In 1902, Hammerstein sold the theater to its manager, David Belasco, who renamed it after himself. Belasco made extensive interior and exterior renovations, adding a glass canopy to the front entrance, redecorating in subdued greens and browns, and creating the most technically advanced backstage of the time, with traps, elevator lifts and turntables. For the next eight years, the theater housed a series of hits, with stars David Warfield, Jane Cowl, George Arliss, Mrs. Leslie Carter, Tyrone Power, Cecil B. de Mille, Mary Pickford and Lillian Gish. Among the Belasco’s successful plays were Common Clay, Lilic Time, Parlor, Bedroom and Bath and The Sign on the Door.
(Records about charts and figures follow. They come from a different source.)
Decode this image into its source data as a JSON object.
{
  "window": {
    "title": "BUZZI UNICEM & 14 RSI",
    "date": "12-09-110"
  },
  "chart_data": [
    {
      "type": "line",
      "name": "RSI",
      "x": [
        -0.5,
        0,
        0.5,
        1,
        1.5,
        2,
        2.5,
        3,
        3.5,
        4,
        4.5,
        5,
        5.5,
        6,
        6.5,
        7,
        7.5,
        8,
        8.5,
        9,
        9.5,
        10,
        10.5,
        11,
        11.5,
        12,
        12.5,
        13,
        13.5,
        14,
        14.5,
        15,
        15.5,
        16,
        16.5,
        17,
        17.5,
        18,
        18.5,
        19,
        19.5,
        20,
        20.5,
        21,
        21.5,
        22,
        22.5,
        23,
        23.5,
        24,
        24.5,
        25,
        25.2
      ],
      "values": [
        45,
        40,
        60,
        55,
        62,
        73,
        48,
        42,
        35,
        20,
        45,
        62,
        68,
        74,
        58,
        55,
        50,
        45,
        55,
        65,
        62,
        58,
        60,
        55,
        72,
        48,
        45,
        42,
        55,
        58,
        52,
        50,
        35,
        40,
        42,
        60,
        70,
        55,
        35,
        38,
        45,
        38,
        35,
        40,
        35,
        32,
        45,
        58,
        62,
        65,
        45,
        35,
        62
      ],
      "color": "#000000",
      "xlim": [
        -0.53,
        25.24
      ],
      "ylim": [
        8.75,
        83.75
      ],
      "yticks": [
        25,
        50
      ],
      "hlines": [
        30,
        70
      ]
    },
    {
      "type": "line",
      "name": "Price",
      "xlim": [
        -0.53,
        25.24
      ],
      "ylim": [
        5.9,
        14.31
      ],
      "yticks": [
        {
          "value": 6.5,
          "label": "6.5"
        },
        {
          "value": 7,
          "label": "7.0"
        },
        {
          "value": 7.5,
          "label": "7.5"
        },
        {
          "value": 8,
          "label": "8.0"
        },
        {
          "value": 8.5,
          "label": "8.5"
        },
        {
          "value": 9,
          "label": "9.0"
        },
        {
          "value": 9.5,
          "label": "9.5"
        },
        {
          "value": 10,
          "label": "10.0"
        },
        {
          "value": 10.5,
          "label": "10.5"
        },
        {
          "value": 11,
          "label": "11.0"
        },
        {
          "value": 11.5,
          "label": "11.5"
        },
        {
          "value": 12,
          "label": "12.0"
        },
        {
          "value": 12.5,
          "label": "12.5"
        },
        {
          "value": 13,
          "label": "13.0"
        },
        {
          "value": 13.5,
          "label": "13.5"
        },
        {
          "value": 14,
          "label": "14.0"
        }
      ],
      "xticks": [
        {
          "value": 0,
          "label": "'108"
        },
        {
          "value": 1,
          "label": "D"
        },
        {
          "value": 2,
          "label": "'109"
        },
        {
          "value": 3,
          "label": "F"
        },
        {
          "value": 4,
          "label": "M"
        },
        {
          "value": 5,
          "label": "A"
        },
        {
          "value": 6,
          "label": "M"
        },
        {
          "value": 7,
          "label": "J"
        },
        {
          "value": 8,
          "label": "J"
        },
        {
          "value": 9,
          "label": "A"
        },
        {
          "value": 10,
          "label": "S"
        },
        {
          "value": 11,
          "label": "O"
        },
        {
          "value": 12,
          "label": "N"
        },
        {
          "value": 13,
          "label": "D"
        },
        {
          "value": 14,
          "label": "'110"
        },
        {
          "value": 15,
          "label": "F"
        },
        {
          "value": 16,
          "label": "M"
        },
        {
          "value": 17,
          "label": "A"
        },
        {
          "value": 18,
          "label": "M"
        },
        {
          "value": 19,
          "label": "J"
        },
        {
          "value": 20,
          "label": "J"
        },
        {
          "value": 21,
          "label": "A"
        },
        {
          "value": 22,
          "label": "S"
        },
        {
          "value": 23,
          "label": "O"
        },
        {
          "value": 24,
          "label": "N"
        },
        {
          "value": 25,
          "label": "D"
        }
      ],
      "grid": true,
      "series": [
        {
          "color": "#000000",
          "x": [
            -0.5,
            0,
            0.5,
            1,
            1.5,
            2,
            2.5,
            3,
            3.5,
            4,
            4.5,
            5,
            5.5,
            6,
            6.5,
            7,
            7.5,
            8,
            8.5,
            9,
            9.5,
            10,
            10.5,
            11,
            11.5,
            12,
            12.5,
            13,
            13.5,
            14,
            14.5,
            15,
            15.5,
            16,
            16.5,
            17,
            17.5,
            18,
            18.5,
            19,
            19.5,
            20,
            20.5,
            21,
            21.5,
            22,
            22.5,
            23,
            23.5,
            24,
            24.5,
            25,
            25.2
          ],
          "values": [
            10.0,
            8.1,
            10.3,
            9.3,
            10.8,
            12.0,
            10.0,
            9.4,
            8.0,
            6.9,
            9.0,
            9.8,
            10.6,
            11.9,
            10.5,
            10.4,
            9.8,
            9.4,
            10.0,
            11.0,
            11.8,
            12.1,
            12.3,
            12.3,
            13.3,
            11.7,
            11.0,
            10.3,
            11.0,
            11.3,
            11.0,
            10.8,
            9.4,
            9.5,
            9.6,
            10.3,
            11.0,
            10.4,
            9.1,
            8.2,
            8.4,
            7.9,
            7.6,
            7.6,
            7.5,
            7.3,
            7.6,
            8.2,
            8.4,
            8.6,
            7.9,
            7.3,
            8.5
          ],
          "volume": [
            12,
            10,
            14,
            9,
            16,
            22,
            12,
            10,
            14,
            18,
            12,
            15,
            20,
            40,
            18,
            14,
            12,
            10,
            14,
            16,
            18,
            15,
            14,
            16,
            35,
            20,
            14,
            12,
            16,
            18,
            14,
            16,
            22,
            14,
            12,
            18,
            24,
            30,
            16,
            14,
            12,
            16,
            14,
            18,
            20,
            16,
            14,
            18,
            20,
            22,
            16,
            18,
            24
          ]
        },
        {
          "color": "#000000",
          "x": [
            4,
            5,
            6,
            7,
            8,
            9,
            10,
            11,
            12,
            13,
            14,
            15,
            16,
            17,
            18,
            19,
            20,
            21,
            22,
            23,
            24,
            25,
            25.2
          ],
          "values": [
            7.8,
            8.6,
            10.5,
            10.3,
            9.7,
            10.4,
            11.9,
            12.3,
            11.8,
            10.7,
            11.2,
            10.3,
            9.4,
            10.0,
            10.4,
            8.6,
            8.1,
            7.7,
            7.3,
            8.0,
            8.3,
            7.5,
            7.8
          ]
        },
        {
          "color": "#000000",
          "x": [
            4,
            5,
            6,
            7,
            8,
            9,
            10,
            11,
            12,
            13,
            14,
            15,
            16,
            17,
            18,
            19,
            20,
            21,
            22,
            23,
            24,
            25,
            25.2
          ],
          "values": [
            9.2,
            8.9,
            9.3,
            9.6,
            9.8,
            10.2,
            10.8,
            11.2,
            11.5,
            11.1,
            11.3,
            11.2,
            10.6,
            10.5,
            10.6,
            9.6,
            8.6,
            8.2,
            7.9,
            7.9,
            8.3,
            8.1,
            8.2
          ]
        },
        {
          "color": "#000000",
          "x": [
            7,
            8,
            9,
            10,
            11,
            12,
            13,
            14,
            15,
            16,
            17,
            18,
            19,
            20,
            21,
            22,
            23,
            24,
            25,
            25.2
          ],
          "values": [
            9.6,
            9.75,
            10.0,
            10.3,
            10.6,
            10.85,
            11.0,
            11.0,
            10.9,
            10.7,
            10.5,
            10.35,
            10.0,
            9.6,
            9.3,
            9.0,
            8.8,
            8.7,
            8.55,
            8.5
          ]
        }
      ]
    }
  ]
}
But by far the theater’s biggest sensation was the Irish-Jewish comedy, Abie’s Irish Rose, which played 2,327 times over six seasons starting in 1922, and still remains one of Broadway’s longest running shows.

Between the hardships of the Depression and competition from a new form of popular entertainment—the movies—Belasco’s theater needed a more profitable tenant to keep it afloat. It found one in Billy Minsky, who ran the “Billy Minsky Republic Burlesque” between 1931 and 1942. The theater’s next incarnation saw it renamed the Victory in the patriotic spirit of World War II, after which a movie screen was erected for second-run films. By the early 1970s, the Victory became the first and only pornographic movie theater on 42nd Street. However, by 1990, the stage of the Victory was once again graced by legitimate theater with the opening of Crowbar, followed in 1991 by Theater for a New Audience’s production of Romeo and Juliet, as well as other theatrical fare.

The New 42nd Street signed a 99-year master lease, during May 1992, with the City and State of New York for six theaters known as the Apollo, Liberty, Lyric, Selwyn, Times Square and Victory. (The Empire theater came under The New 42nd Street’s master lease once it was fully restored in April 2000.) Following extensive renovation and restoration of the Victory, and the development of a fully-programmed season and marketing strategy, The New 42nd Street opened The New Victory on December 11, 1995, the first tangible sign of change on 42nd Street.